– Жанна. О чём ты говоришь? Ты же прекрасно знаешь, что когда-то я была первая готова сорвать все его планы, я собиралась сбежать от него вместе с вами, я мечтала об этом. Но сейчас у меня такие обстоятельства… Я пока зависима от него во многом, но ты же знаешь…
– Да, Марго, я знаю. Ты не должна оправдываться передо мной. Я видела твои глаза там, в магазине, когда ты увидела меня, я знаю тебя достаточно хорошо и поэтому верю в искренность твоего порыва. – В её голосе снова зазвучали неприятные снисходительные интонации.

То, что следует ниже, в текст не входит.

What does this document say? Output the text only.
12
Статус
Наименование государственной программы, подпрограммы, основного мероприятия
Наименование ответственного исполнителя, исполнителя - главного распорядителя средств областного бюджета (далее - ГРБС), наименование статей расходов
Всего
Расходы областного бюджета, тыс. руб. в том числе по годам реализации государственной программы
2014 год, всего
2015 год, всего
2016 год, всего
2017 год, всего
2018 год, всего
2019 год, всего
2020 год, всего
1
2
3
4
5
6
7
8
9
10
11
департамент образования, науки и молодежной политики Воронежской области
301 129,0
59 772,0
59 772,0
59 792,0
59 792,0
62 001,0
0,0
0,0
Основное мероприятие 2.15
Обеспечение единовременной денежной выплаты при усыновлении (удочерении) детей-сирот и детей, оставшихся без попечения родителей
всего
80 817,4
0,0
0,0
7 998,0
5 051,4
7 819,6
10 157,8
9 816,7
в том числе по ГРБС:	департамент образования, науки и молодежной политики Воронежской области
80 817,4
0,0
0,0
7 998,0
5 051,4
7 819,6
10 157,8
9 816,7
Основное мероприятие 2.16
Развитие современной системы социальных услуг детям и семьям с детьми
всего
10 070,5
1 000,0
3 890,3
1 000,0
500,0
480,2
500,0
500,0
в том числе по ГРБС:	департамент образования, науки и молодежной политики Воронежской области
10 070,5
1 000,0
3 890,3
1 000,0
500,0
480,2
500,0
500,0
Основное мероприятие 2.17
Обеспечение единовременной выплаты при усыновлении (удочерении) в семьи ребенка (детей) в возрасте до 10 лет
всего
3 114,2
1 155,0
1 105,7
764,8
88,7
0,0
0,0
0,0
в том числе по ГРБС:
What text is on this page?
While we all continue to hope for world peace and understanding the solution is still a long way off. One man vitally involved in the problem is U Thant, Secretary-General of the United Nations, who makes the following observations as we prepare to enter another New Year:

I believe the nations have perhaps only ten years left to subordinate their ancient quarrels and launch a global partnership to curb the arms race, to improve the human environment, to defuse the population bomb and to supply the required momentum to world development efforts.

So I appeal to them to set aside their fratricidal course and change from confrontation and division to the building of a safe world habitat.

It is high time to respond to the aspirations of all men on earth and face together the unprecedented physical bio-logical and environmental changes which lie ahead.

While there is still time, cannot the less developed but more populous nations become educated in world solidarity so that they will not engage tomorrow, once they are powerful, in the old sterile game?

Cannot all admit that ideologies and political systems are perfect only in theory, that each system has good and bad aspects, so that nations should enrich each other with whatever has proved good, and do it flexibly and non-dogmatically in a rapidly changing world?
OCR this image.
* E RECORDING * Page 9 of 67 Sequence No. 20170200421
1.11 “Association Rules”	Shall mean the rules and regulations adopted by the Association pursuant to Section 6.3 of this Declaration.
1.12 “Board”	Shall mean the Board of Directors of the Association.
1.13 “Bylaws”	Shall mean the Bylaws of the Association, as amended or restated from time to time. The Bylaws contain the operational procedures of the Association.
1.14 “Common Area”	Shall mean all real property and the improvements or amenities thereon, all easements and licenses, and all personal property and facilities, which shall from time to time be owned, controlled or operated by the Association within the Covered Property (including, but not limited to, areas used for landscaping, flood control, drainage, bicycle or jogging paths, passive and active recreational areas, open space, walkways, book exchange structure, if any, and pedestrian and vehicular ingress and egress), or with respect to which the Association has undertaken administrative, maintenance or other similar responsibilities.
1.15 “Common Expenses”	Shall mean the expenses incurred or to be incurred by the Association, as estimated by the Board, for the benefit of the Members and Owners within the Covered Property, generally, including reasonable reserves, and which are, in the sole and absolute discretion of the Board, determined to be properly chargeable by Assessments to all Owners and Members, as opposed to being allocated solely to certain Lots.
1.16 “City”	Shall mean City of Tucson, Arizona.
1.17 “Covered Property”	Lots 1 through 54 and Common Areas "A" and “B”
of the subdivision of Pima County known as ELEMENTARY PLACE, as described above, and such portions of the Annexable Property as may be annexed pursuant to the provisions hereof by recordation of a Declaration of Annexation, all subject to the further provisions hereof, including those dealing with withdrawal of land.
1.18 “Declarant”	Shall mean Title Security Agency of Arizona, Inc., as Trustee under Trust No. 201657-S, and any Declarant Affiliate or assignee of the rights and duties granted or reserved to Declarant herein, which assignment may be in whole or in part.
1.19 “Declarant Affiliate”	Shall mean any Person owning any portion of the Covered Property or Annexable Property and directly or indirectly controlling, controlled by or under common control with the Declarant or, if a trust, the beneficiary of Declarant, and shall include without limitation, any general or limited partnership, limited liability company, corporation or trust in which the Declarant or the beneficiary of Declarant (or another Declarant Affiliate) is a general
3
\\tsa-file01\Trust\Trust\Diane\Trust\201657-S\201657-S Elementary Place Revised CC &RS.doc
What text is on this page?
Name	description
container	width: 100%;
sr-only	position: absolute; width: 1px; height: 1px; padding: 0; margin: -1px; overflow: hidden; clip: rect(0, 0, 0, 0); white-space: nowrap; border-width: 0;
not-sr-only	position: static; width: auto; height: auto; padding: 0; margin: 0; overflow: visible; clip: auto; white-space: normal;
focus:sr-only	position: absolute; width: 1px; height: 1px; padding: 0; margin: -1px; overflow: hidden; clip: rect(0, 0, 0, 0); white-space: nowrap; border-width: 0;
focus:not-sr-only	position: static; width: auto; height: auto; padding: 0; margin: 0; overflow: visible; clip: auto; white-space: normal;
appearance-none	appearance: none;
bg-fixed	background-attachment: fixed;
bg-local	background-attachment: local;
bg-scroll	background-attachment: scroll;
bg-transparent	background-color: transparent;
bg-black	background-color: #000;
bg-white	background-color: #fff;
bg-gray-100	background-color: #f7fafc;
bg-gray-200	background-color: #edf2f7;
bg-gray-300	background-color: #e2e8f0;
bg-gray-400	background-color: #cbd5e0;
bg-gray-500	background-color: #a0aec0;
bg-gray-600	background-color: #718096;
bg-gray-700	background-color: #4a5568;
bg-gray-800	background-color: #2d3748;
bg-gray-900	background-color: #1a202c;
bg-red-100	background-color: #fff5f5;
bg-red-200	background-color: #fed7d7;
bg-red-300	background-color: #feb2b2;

На секунду мне стало неприятно, что Жанка действительно могла подумать, будто я предала их. Однако я проглотила это и не подала виду, что задета. Жанна между тем заговорила более спокойно и мягко:
– Я виновата перед тобой. Мы оба виноваты, но я буду говорить за себя. С того самого дня, когда мы покинули базу, я не могла отделаться от этого навязчивого, липкого чувства вины. Я долгое время успокаивала себя тем, что, если бы мы тогда задержали вертолёт даже на несколько минут, то попались бы все, всем бы нам было несдобровать. Неизвестно, какое бы ещё наказание он придумал для нас. С тобой же всё было ясно. Тебя бы он не наказал ничем, кроме как совместным с ним проживанием, а нас… В общем, вот так я себя оправдывала. Мы приземлились примерно через два часа лёту в какой-то глуши. Как выяснилось, километрах в ста пятидесяти от Москвы. Я всю дорогу плакала. Жан молчал, опустив голову…
При первом упоминании о Жане тёплая волна пронзила меня насквозь. Я живо представила, как Жан тогда сидел в вертолёте и переживал те же эмоции, которые одолевали меня, когда я осталась одна на горячем асфальте вертолётной площадки.
– Это был небольшой городишко где-то недалеко от Московской области, – продолжала свою историю Жанна. – Там жил Геннадий, пилот вертолёта, помнишь? – Я кивнула. – Он сильно симпатизировал мне ещё там, на базе, и вызвался помочь нам ещё раз. У него в распоряжении имелась пустующая однушка на окраине городка. Мы с Жаном и Ларисой обосновались там. Геннадий навещал нас в течение трёх дней, приносил продукты, мы все вместе пытались продумать дальнейший план действий. Гена подкатывал ко мне – очевидно, ждал благодарности за свою отвагу и помощь. Ну, может, подкатывал – это, конечно, грубо сказано, я действительно ему нравилась и он, видимо, строил какие-то планы на совместное будущее. Но спустя три дня он пропал, очевидно не по своей воле. Мы заволновались, оставалось только гадать: вышел ли на наш след тот, кто стал причиной исчезновения Гены? Идти нам было больше некуда. Без документов, денег, без знакомых – мы были никем в этом захолустье. Нарвись мы на милицию, им не составило бы труда вычислить в нас бывших осуждённых, а попасть-таки наконец в тюрьму, которой мы когда-то чудесным образом избежали, нам очень не хотелось. Быть обнаруженными Ждановым, вернее его людьми, которые, в чём я абсолютно уверена, покончили с Геннадием, тоже не лучшая перспектива. Мы, как загнанные звери, сидели в этой сырой дыре и ждали непонятно чего, вздрагивали от каждого шороха. Но шли дни, а ничего не происходило. Мы потихоньку стали выбираться «в свет» – за теми же продуктами или средствами гигиены. Лариса установила связь со своими родственниками, и кто-то из них выслал ей денег, на которые мы прожили ещё несколько недель. В итоге кто-то из её друзей или родственников предложил ей поселиться в загородном доме где-то в Московской области. Она решила рискнуть, предложила нам перебраться вместе с ней, но мы решили, что это временное укрытие будет пока понадёжней. Так мы остались жить вдвоём с Жаном.